Long ago, when the ice-seas finally retreated, their great work of scouring away the leavings of the Sea-kings, nomadic tribes moved north to claim the unpeopled lands. There were many tribes of both the diminutive Swift Folk and the tall Strong Folk, as well as the mighty but reclusive Hairy Folk and the giants who dwelled in the loneliest places.
Their names, their languages, their ways... all forgotten now, but once the folk of the Twilight Land (Britain and Ireland were only a single, vast peninsula in those days) were valiant and well-loved by the Shadow People.

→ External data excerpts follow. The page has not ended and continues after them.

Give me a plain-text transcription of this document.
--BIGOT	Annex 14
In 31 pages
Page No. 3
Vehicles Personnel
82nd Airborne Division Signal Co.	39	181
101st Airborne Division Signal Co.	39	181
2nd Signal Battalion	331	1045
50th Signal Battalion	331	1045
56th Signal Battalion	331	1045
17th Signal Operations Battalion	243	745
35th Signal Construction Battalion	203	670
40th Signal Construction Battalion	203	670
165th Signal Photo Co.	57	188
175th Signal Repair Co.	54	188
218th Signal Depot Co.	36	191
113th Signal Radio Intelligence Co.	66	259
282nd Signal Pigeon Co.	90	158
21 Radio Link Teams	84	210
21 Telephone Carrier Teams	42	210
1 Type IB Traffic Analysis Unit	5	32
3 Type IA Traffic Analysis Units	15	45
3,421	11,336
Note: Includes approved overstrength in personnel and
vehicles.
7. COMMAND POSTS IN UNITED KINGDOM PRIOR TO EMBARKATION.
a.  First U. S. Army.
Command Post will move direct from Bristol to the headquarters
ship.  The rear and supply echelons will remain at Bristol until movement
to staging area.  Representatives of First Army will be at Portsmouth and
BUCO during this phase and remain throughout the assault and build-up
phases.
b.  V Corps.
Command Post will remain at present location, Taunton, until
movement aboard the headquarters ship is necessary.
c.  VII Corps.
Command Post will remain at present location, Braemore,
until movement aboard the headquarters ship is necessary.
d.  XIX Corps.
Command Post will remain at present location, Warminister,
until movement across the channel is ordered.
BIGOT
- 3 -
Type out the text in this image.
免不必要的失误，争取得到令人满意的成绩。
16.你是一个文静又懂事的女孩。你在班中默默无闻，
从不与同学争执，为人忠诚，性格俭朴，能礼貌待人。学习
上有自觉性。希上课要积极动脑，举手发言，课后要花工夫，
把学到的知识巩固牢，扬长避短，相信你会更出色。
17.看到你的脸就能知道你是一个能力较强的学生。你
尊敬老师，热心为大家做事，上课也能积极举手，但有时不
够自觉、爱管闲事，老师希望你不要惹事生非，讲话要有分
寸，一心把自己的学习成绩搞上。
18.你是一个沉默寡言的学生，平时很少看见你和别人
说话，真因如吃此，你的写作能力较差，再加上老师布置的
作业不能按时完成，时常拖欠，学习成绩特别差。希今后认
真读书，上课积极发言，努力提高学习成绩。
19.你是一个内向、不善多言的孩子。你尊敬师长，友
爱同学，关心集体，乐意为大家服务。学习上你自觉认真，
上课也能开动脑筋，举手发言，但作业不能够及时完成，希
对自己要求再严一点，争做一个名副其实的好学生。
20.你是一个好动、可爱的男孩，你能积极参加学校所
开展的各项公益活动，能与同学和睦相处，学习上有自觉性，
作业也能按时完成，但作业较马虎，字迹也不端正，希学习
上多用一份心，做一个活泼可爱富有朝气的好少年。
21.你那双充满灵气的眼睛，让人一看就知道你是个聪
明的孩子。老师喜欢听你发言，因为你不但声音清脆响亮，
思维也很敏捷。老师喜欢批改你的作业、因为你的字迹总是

(map by Robert Altbauer: https://www.fantasy-map.net/)
Shadow Walkers
This tribe, peerless hunters even in that violent age, crossed the Great River to come upon a stark, stony land full of tin, copper and silver. They made some use of all three, when it could easily be gathered, but stone and wood were the bones of their lifestyle. The other tribes feared the Shadow Walkers, who were rarely seen on their forest paths unless they so willed it. The Shadow Walkers were the first ones to follow the twilight rivers west and behold the ocean — they turned away from it, for the memory of the Sea-kings still lived in their tales and songs. The stony moors called to them, and they answered with joyous songs.
Stone Knives
The Stone Knives were eager to take part in the Great Migration. They quickly pushed north past their unfriends the Shadow Walkers into a cool, hilly land and laid claim to the peaks and valleys. They turned aside from hunting, for the most part, and became herdsmen. But they were not allowed to lay down their spears and slings for long — the hills were home to ancient things, spirits-made-flesh that had awoken from their long slumber. The Stone Knives were lucky to have the favor of the Shadow People, for their foes were numerous and terrible — it was the work of centuries to defeat them.
Snow-and-Sky
(art by Romy Jones: https://linktr.ee/RomyJones)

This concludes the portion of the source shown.